While Berlin's startup scene often gravitates toward consumer apps and climate-tech darlings, one company working from a converted warehouse in Kreuzberg's RAW-Gelände is solving a problem that keeps CISOs awake at night: invisible vulnerabilities in corporate software supply chains.
Meridian AI, founded in early 2023 by former SAP and Bosch engineers, has just closed an €18 million Series A round led by Pale Blue Dot and Cavalry Ventures, with participation from existing backers Lakestar and HV Holtzbrinck Ventures. The capital comes at a moment when enterprises are increasingly exposed to third-party code risks—a vulnerability class that became painfully visible after the 2023 MOVEit and SolarWinds incidents.
The company's proprietary machine-learning platform scans enterprise codebases and identifies exploitable weaknesses before they're weaponized, using techniques rooted in Berlin's deep tradition of security research. Unlike traditional penetration testing firms dotting the Mitte corridor, Meridian operates continuously, functioning as an invisible watchtower rather than a scheduled auditor.
"The German market values thoroughness and reliability," said David Klee, the firm's COO. "That's deeply embedded in how we approach this problem." The team has grown to 45 people across offices in Berlin and Bucharest, with plans to open a satellite office in Amsterdam by year-end.
The funding round validates what Berlin's venture community has increasingly recognized: deep-tech infrastructure plays, especially those addressing European regulatory demands around digital sovereignty, command premium valuations.
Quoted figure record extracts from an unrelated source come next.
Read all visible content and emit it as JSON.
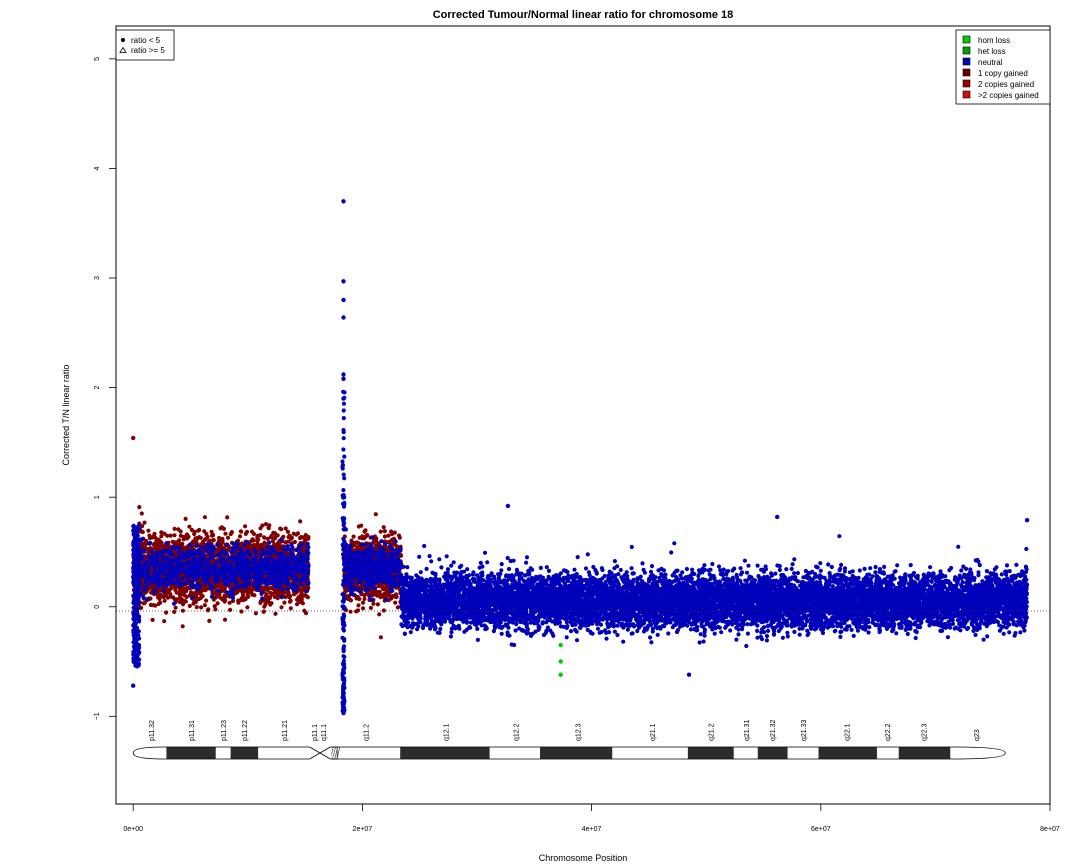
{
  "chart_data": {
    "type": "scatter",
    "title": "Corrected Tumour/Normal linear ratio for chromosome  18",
    "xlabel": "Chromosome Position",
    "ylabel": "Corrected T/N linear ratio",
    "xlim": [
      -1500000,
      80000000
    ],
    "ylim": [
      -1.8,
      5.3
    ],
    "x_ticks": [
      0,
      20000000,
      40000000,
      60000000,
      80000000
    ],
    "x_tick_labels": [
      "0e+00",
      "2e+07",
      "4e+07",
      "6e+07",
      "8e+07"
    ],
    "y_ticks": [
      -1,
      0,
      1,
      2,
      3,
      4,
      5
    ],
    "y_tick_labels": [
      "−1",
      "0",
      "1",
      "2",
      "3",
      "4",
      "5"
    ],
    "reference_line": {
      "y": 0,
      "style": "dotted"
    },
    "grid": false,
    "legend_shape": {
      "position": "top-left",
      "items": [
        {
          "symbol": "circle",
          "label": "ratio < 5"
        },
        {
          "symbol": "triangle",
          "label": "ratio >= 5"
        }
      ]
    },
    "legend_status": {
      "position": "top-right",
      "items": [
        {
          "label": "hom loss",
          "color": "#00cc00"
        },
        {
          "label": "het loss",
          "color": "#00a000"
        },
        {
          "label": "neutral",
          "color": "#0000b8"
        },
        {
          "label": "1 copy gained",
          "color": "#6b0000"
        },
        {
          "label": "2 copies gained",
          "color": "#9b0000"
        },
        {
          "label": ">2 copies gained",
          "color": "#d01010"
        }
      ]
    },
    "colors": {
      "gained": "#800000",
      "neutral": "#0000bb",
      "hom_loss": "#00cc00"
    },
    "segments": [
      {
        "status": "1 copy gained",
        "x_start": 0,
        "x_end": 15300000,
        "typical_range": [
          -0.2,
          0.9
        ],
        "noise_neutral_fraction": 0.25
      },
      {
        "status": "1 copy gained",
        "x_start": 18400000,
        "x_end": 23400000,
        "typical_range": [
          -0.2,
          0.9
        ],
        "noise_neutral_fraction": 0.35
      },
      {
        "status": "neutral",
        "x_start": 23400000,
        "x_end": 78000000,
        "typical_range": [
          -0.4,
          0.5
        ]
      }
    ],
    "notable_points": [
      {
        "x": 18350000,
        "y": 3.7,
        "status": "neutral"
      },
      {
        "x": 18350000,
        "y": 2.97,
        "status": "neutral"
      },
      {
        "x": 18350000,
        "y": 2.8,
        "status": "neutral"
      },
      {
        "x": 18350000,
        "y": 2.64,
        "status": "neutral"
      },
      {
        "x": 18350000,
        "y": 2.12,
        "status": "neutral"
      },
      {
        "x": 18350000,
        "y": 2.08,
        "status": "neutral"
      },
      {
        "x": 18350000,
        "y": 1.9,
        "status": "neutral"
      },
      {
        "x": 18350000,
        "y": -0.72,
        "status": "neutral"
      },
      {
        "x": 18350000,
        "y": -0.97,
        "status": "neutral"
      },
      {
        "x": 0,
        "y": 1.54,
        "status": "1 copy gained"
      },
      {
        "x": 0,
        "y": -0.72,
        "status": "neutral"
      },
      {
        "x": 32700000,
        "y": 0.92,
        "status": "neutral"
      },
      {
        "x": 48500000,
        "y": -0.62,
        "status": "neutral"
      },
      {
        "x": 56200000,
        "y": 0.82,
        "status": "neutral"
      },
      {
        "x": 78000000,
        "y": 0.79,
        "status": "neutral"
      },
      {
        "x": 37300000,
        "y": -0.35,
        "status": "hom loss"
      },
      {
        "x": 37300000,
        "y": -0.5,
        "status": "hom loss"
      },
      {
        "x": 37300000,
        "y": -0.62,
        "status": "hom loss"
      }
    ],
    "cytobands": [
      {
        "name": "p11.32",
        "start": 0,
        "end": 2900000,
        "stain": "white",
        "label_x": 1600000
      },
      {
        "name": "p11.31",
        "start": 2900000,
        "end": 7200000,
        "stain": "dark",
        "label_x": 5100000
      },
      {
        "name": "p11.23",
        "start": 7200000,
        "end": 8500000,
        "stain": "white",
        "label_x": 7900000
      },
      {
        "name": "p11.22",
        "start": 8500000,
        "end": 10900000,
        "stain": "dark",
        "label_x": 9700000
      },
      {
        "name": "p11.21",
        "start": 10900000,
        "end": 15400000,
        "stain": "white",
        "label_x": 13200000
      },
      {
        "name": "p11.1",
        "start": 15400000,
        "end": 17200000,
        "stain": "centromere",
        "label_x": 15800000
      },
      {
        "name": "q11.1",
        "start": 17200000,
        "end": 17800000,
        "stain": "stalk",
        "label_x": 16600000
      },
      {
        "name": "q11.2",
        "start": 17800000,
        "end": 23300000,
        "stain": "white",
        "label_x": 20300000
      },
      {
        "name": "q12.1",
        "start": 23300000,
        "end": 31100000,
        "stain": "dark",
        "label_x": 27300000
      },
      {
        "name": "q12.2",
        "start": 31100000,
        "end": 35500000,
        "stain": "white",
        "label_x": 33400000
      },
      {
        "name": "q12.3",
        "start": 35500000,
        "end": 41800000,
        "stain": "dark",
        "label_x": 38800000
      },
      {
        "name": "q21.1",
        "start": 41800000,
        "end": 48400000,
        "stain": "white",
        "label_x": 45300000
      },
      {
        "name": "q21.2",
        "start": 48400000,
        "end": 52400000,
        "stain": "dark",
        "label_x": 50400000
      },
      {
        "name": "q21.31",
        "start": 52400000,
        "end": 54500000,
        "stain": "white",
        "label_x": 53500000
      },
      {
        "name": "q21.32",
        "start": 54500000,
        "end": 57100000,
        "stain": "dark",
        "label_x": 55800000
      },
      {
        "name": "q21.33",
        "start": 57100000,
        "end": 59800000,
        "stain": "white",
        "label_x": 58500000
      },
      {
        "name": "q22.1",
        "start": 59800000,
        "end": 64900000,
        "stain": "dark",
        "label_x": 62300000
      },
      {
        "name": "q22.2",
        "start": 64900000,
        "end": 66800000,
        "stain": "white",
        "label_x": 65800000
      },
      {
        "name": "q22.3",
        "start": 66800000,
        "end": 71300000,
        "stain": "dark",
        "label_x": 69000000
      },
      {
        "name": "q23",
        "start": 71300000,
        "end": 76100000,
        "stain": "white",
        "label_x": 73600000
      }
    ]
  }
}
Meridian's approach aligns neatly with Germany's push toward cyber-resilience, particularly following the 2024 BSI cybersecurity strategy updates.
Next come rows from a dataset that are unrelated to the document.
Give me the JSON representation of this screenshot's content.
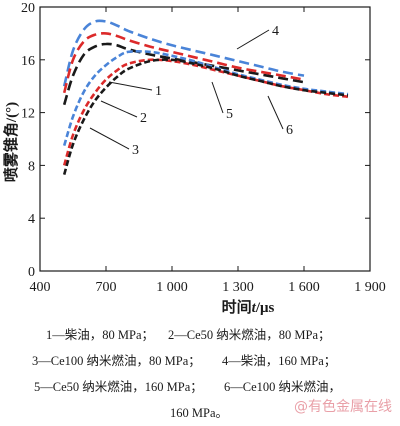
{
  "chart_data": {
    "type": "line",
    "xlabel_prefix": "时间",
    "xlabel_var": "t",
    "xlabel_unit": "/μs",
    "ylabel": "喷雾锥角/(°)",
    "xlim": [
      400,
      1900
    ],
    "ylim": [
      0,
      20
    ],
    "x_ticks": [
      400,
      700,
      1000,
      1300,
      1600,
      1900
    ],
    "x_tick_labels": [
      "400",
      "700",
      "1 000",
      "1 300",
      "1 600",
      "1 900"
    ],
    "y_ticks": [
      0,
      4,
      8,
      12,
      16,
      20
    ],
    "y_tick_labels": [
      "0",
      "4",
      "8",
      "12",
      "16",
      "20"
    ],
    "series": [
      {
        "name": "1",
        "color": "#1a1a1a",
        "style": "long-dash",
        "x": [
          510,
          550,
          600,
          650,
          700,
          750,
          800,
          900,
          1000,
          1100,
          1200,
          1300,
          1400,
          1500,
          1600
        ],
        "y": [
          12.6,
          14.8,
          16.4,
          17.0,
          17.2,
          17.1,
          16.8,
          16.4,
          16.1,
          15.8,
          15.5,
          15.2,
          14.9,
          14.6,
          14.3
        ]
      },
      {
        "name": "2",
        "color": "#4a84d8",
        "style": "dash",
        "x": [
          510,
          550,
          600,
          650,
          700,
          750,
          800,
          900,
          1000,
          1100,
          1200,
          1300,
          1400,
          1500,
          1600,
          1700,
          1800
        ],
        "y": [
          9.5,
          11.7,
          13.6,
          14.8,
          15.6,
          16.2,
          16.6,
          16.6,
          16.3,
          15.9,
          15.4,
          14.9,
          14.5,
          14.1,
          13.8,
          13.6,
          13.4
        ]
      },
      {
        "name": "3",
        "color": "#dc2a2a",
        "style": "dash",
        "x": [
          510,
          550,
          600,
          650,
          700,
          750,
          800,
          900,
          1000,
          1100,
          1200,
          1300,
          1400,
          1500,
          1600,
          1700,
          1800
        ],
        "y": [
          8.0,
          10.3,
          12.2,
          13.5,
          14.5,
          15.2,
          15.7,
          16.0,
          15.9,
          15.6,
          15.2,
          14.8,
          14.4,
          14.0,
          13.7,
          13.4,
          13.2
        ]
      },
      {
        "name": "4",
        "color": "#4a84d8",
        "style": "long-dash",
        "x": [
          510,
          550,
          600,
          650,
          700,
          750,
          800,
          900,
          1000,
          1100,
          1200,
          1300,
          1400,
          1500,
          1600
        ],
        "y": [
          14.0,
          16.7,
          18.3,
          18.9,
          18.9,
          18.6,
          18.2,
          17.6,
          17.1,
          16.7,
          16.3,
          15.9,
          15.5,
          15.1,
          14.8
        ]
      },
      {
        "name": "5",
        "color": "#dc2a2a",
        "style": "long-dash",
        "x": [
          510,
          550,
          600,
          650,
          700,
          750,
          800,
          900,
          1000,
          1100,
          1200,
          1300,
          1400,
          1500,
          1600
        ],
        "y": [
          13.5,
          16.0,
          17.4,
          17.9,
          18.0,
          17.8,
          17.5,
          17.0,
          16.6,
          16.2,
          15.8,
          15.4,
          15.1,
          14.8,
          14.5
        ]
      },
      {
        "name": "6",
        "color": "#1a1a1a",
        "style": "dash",
        "x": [
          510,
          550,
          600,
          650,
          700,
          750,
          800,
          900,
          1000,
          1100,
          1200,
          1300,
          1400,
          1500,
          1600,
          1700,
          1800
        ],
        "y": [
          7.3,
          9.6,
          11.5,
          12.9,
          13.9,
          14.7,
          15.3,
          15.9,
          16.0,
          15.7,
          15.3,
          14.8,
          14.4,
          14.0,
          13.7,
          13.5,
          13.3
        ]
      }
    ]
  },
  "caption": {
    "line1": [
      "1—柴油，80 MPa；",
      "2—Ce50 纳米燃油，80 MPa；"
    ],
    "line2": [
      "3—Ce100 纳米燃油，80 MPa；",
      "4—柴油，160 MPa；"
    ],
    "line3": [
      "5—Ce50 纳米燃油，160 MPa；",
      "6—Ce100 纳米燃油，"
    ],
    "line4": "160 MPa。"
  },
  "watermark": "@有色金属在线"
}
Early enterprise customers include three DAX-listed companies and a major German automotive supplier—validation that the startup has moved beyond proof-of-concept territory. The firm's tech stack leverages graph neural networks and symbolic reasoning, research areas where Berlin's Fraunhofer Institutes and Technical University have considerable influence.
The Series A positions Meridian for Series B fundraising within 18 months, likely seeking €40–50 million to accelerate product engineering and international sales. Such a trajectory would place it alongside Berlin's most successful recent infrastructure exits, like SoundCloud's stabilization or the quiet success of various B2B SaaS firms operating beneath the media spotlight.
For investors watching Berlin's venture landscape, Meridian represents the substrate shift happening under the hype: away from consumer-facing novelty toward infrastructure that governments and multinationals actually need to deploy at scale.